After failing to get to Belaga up the river Rejang I went back to Sibu in search of a bus to Bintulu. This was my first experience of long distance buses in Sarawak and it was easy and pleasant. The only difficult part was actually finding the long-distance bus station, which in common with every major town in Sarawak, it turns out, is several kilometres from the centre. There are several competing companies offering big air-conditioned coaches, with three armchair-like seats in each row, and the two hundred kilometre journey cost me twenty five ringgits (about £5).
As the bus left Sibu I pulled the Lonely Planet Guide from my rucksack in search of where to stay and what to do in my journey north to Bintulu and then Miri. To be honest the Guide doesn't tell me much about the country I live in, it's more of an inventory of interesting things for outsiders: beaches, National Parks, restaurants and nightlife and "authentic" things to "experience" and take photographs of. It doesn't have a lot to say about Bintulu, not even a map, although it has a population of about 180,000, but it does give the name of an OK sounding hotel on the riverfront, called, aptly enough, "the Riverfront Inn". It also contains the interesting factoid that "Bintulu" means "place of gathered heads" in some long-forgotten or possibly fictional ancient dialect.
When I arrive at Bintulu bus station I walk over to a waiting taxi and say authoritatively "Riverfront Inn, please" and spend the next fifteen minutes frantically pumping an imaginary brake pedal as my suicidal driver hurtles us into town. My prayers are answered as we pull up outside the hotel rather than die trying. Bintulu is neither a Sodom filled with drunk Hawaian-shirted roustabouts and Chinese prostitutes, nor a collection of smokey wooden longhouses with shrivelled heads hanging up outside, but yet another ordinary Sarawakian town. What is that exactly? Well, a few grids of steel and concrete blocks in various states of repair, many cracked and mould-stained, with an array of shop signs in Chinese, Malay and English, such as the "Homey Guesthouse" and "Lee Hing" the greengrocers.

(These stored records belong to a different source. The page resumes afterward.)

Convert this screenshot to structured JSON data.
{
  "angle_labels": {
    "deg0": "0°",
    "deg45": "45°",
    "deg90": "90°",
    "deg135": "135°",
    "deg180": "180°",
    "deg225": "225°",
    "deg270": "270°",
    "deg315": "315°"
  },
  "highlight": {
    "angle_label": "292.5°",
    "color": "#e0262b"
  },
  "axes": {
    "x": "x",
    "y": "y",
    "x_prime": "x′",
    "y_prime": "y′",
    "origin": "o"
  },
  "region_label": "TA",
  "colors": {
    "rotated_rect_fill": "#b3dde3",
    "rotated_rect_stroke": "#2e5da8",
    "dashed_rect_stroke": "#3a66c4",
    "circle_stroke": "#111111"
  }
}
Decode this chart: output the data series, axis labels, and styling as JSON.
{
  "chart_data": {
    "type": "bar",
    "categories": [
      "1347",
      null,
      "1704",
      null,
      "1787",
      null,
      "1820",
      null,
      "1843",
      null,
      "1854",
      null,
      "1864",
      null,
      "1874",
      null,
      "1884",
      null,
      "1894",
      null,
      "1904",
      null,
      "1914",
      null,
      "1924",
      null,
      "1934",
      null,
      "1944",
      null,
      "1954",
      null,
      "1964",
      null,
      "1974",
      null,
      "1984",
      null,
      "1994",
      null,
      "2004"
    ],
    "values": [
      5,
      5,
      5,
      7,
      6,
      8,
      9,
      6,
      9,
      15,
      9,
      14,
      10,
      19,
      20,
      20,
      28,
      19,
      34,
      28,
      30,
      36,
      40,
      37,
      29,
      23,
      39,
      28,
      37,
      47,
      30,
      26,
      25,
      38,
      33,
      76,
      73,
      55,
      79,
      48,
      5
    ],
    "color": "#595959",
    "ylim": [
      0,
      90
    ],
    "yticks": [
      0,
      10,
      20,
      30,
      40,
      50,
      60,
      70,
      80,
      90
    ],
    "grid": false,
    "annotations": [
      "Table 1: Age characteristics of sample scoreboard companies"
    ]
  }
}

Interspersed between the blocks are empty spaces, usually with billboards containing a picture of a new hotel or row of semi-detached houses, also nineteen fifties looking churches, simple mosques and Disneyesque Chinese temples.
Like most towns in Sarawak Bintulu is also sited on a river, the main means of transport and communication before the highway was built in the 1960s. On the far side of the river are the other essential components of a local town or city - the Malay kampungs or villages and the tribal longhouses and small ferries ply to and fro throughout the day. The river itself spews muddy brown water out into the nearby South China Sea, as well as logs and debris. From time to time vast barges are towed downriver from the interior by sea-going tugs, labouring under the weight of their cargo. I'm reluctant to call this the "rape" of Borneo's rainforest, but they are certainly harvesting one hell of a lot of timber.
The Riverfront Inn is cheap and pleasant, although my room smells of stale tobacco smoke. Next
morning, cool and naked in the air-conditioned room, I peek out from behind the curtains at Bintulu, simmering quietly in the morning sun.